A formação em comunidade pode servir a dois princípios contraditórios: a proteção e a obrigação. A vocação do segundo é dilacerar o primeiro. E no jogo cotidiano as mulheres estão particularmente fragilizadas. Minhas novas amigas logo passaram a me chamar de irmã. Conversávamos sobre nossas vidas e coisas íntimas. Enquanto comíamos, oferecíamos a comida a qualquer estranho que se acercasse. É o que o profeta diz que deve ser feito. Dividir a comida. Minhas novas irmãs, as três, estudavam e eram cultas. Falavam inglês, árabe e francês. Estavam na universidade. Podiam escolher seus maridos. Especificamente naquele cenário, a religiosidade era compreensão influenciada pela família e sociedade, mas era também uma escolha pessoal. Nenhuma delas demonstrava qualquer incômodo pela ideia de se casar, ter filhos, estar sob julgo do pai e depois do marido. Pelo contrário. Fazia sentido. Era um anseio.
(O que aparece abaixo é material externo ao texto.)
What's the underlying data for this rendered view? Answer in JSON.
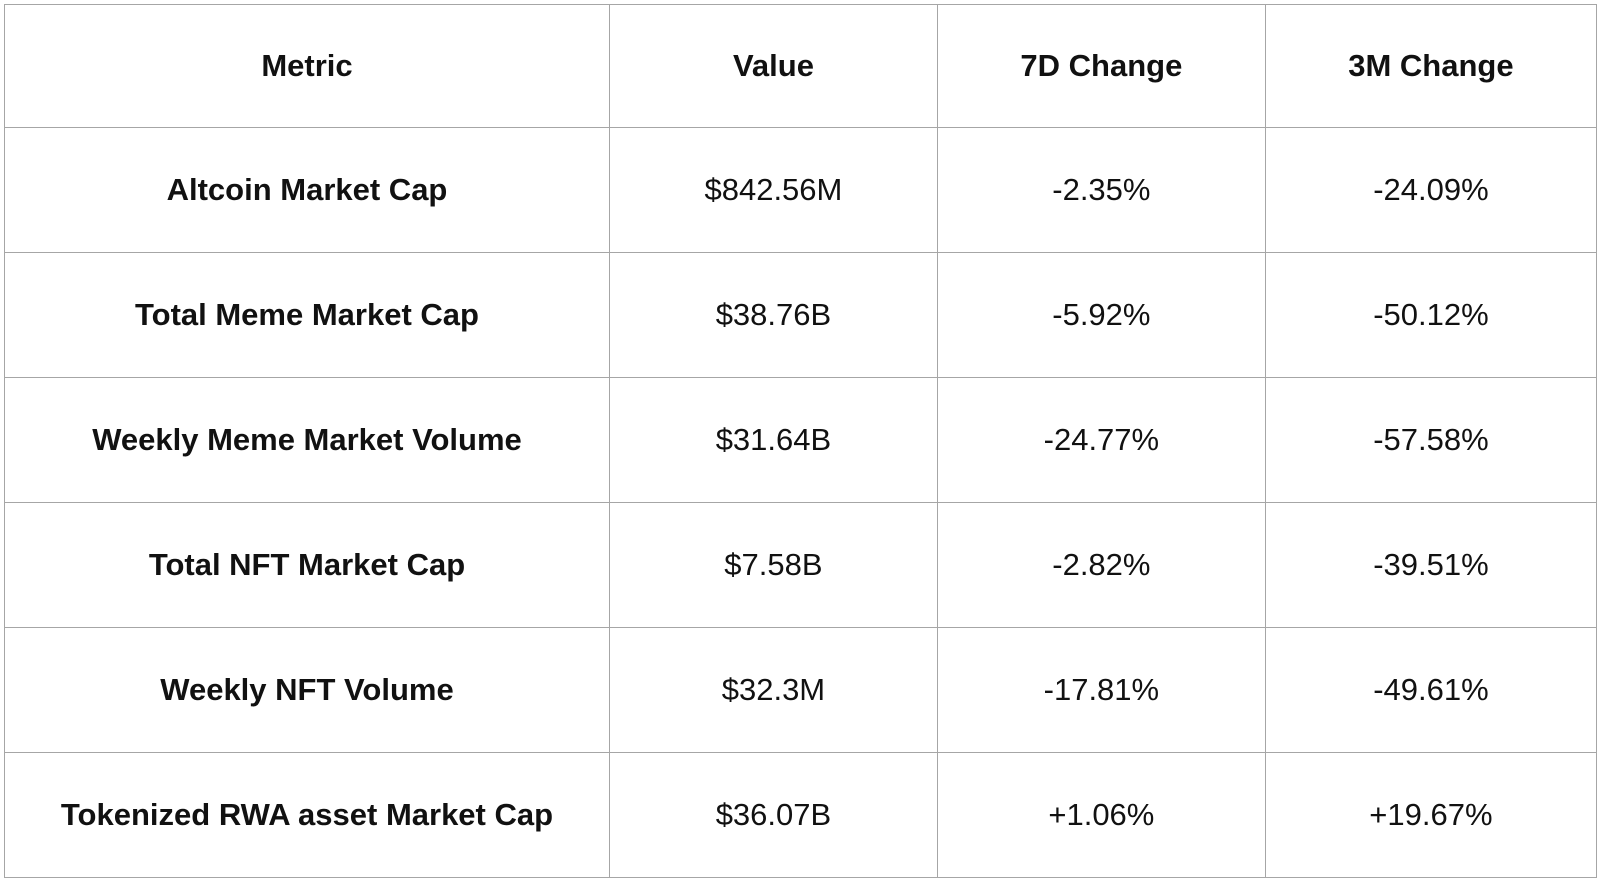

Pela primeira vez me ocorreu que uma mulher que se cobre o faz em um exercício de liberdade orientado por sua religiosidade. E há efeitos práticos a serem considerados: enquanto uma mulher ocidental de um Estado laico, por exemplo, pode se despir em um exercício de liberdade, para ganhar dinheiro, fama, atenção masculina ou simplesmente porque se sente confiante e confortável para fazê-lo, uma mulher árabe pode se cobrir em um exercício de liberdade, para ganhar dinheiro, fama, atenção masculina ou simplesmente porque se sente confiante e confortável para fazê-lo. Não foram poucas as vezes que paramos na frente de joalherias e elas me mostraram o que gostariam de ganhar de seus noivos e de simular o que lhes parece ideal que um homem lhes provenha. Para olhos de Suhayr ou de Capitu, cobrir-se pode ser bastante apropriado.
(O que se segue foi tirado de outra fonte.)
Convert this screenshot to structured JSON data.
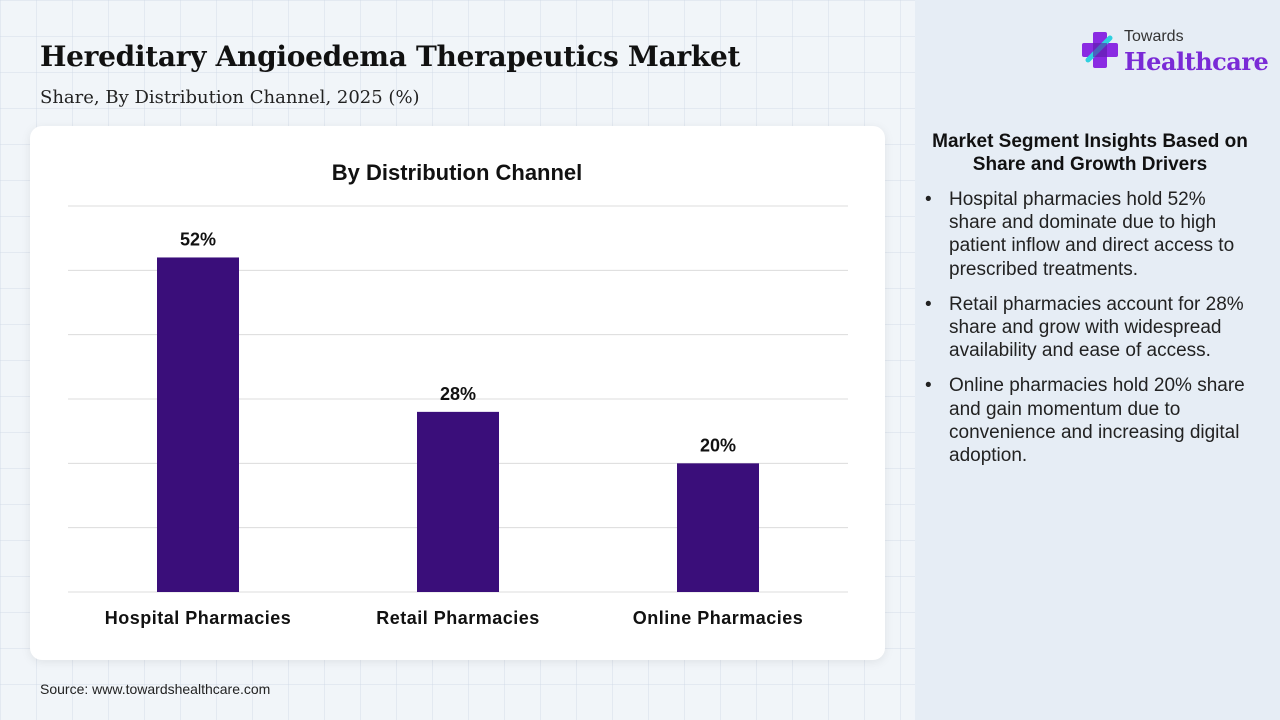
{
  "header": {
    "title": "Hereditary Angioedema Therapeutics Market",
    "subtitle": "Share, By Distribution Channel, 2025 (%)"
  },
  "logo": {
    "top_text": "Towards",
    "main_text": "Healthcare"
  },
  "chart_data": {
    "type": "bar",
    "title": "By Distribution Channel",
    "categories": [
      "Hospital Pharmacies",
      "Retail Pharmacies",
      "Online Pharmacies"
    ],
    "values": [
      52,
      28,
      20
    ],
    "value_labels": [
      "52%",
      "28%",
      "20%"
    ],
    "ylim": [
      0,
      60
    ],
    "grid": true,
    "xlabel": "",
    "ylabel": "",
    "bar_color": "#3a0e7a"
  },
  "insights": {
    "title": "Market Segment Insights Based on Share and Growth Drivers",
    "items": [
      "Hospital pharmacies hold 52% share and dominate due to high patient inflow and direct access to prescribed treatments.",
      "Retail pharmacies account for 28% share and grow with widespread availability and ease of access.",
      "Online pharmacies hold 20% share and gain momentum due to convenience and increasing digital adoption."
    ]
  },
  "footer": {
    "source": "Source: www.towardshealthcare.com"
  }
}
As violações, mutilações, abusos, venda de meninas para casamentos negociados, estupro, escravidão, castigos, tortura e assassinatos de mulheres é muito mais fácil de se praticar em sociedades que privilegiam a administração masculina no lar e fora dele, onde a legislação regula a condução feminina pelo olhar de seu tutor, onde não existe punição normatizada aos homens que se excedem, onde as mulheres se deixam gerenciar inspiradas por sua ingenuidade, onde as instâncias legais são burocratizadas pelo exame da fé. Mas o fato é que para eles também não é fácil. Husam, um jovem de 19 anos que conheci por lá, confessou-me estar apaixonado por uma brasileira que, bem, não cobre a cabeça para frequentar o Rio das Ostras. Ela usa biquíni, o pai dela deixa, o Estado permite, tudo bem.
Para Husam, tudo bem vírgula. Mas ele está na Tunísia. Ela, no Brasil. Husam não faz todas as orações do dia, não fala frequentemente com Allah, não dispensa ter dúvidas sobre a religião, mas também não precisa dar satisfação sobre isso a ninguém. É homem, afinal de contas. A família orienta, mas não cobra. Isso alivia as pressões?
— Não. Na verdade, estou protelando algo que… Bem, eu sei que algum dia eu vou ter que fazer o que eu tenho que fazer. Sei qual é o meu caminho. Sei quais são as escolhas certas e as erradas. Mas agora não quero pensar nisso.
Até perguntei quais são as escolhas certas e quais são as erradas. Mas quando ele tergiversou, entendi que o importante ali é que ele acredita que, do alto de seus 19 anos, já existem escolhas certas esperando que ele as faça. O caminho já foi definido. Ainda assim, Husam pode namorar muitas garotas. Uma garota para se casar com Husam quando ele estiver pronto para a “escolha certa” deve ser virgem e crente. Antes do casamento ele pode exigir um teste de integridade do hímen da noiva. Qualquer familiar de uma mulher pode exigir o exame. Em contrapartida, qualquer familiar do noivo pode pedir o exame de integridade do ânus. Sexo fora do casamento é crime. Homossexualidade também. A comunidade que protege é a mesma que vigia.
Chegamos à mesquita e esperamos um pouco à porta. O horário de abertura estava próximo.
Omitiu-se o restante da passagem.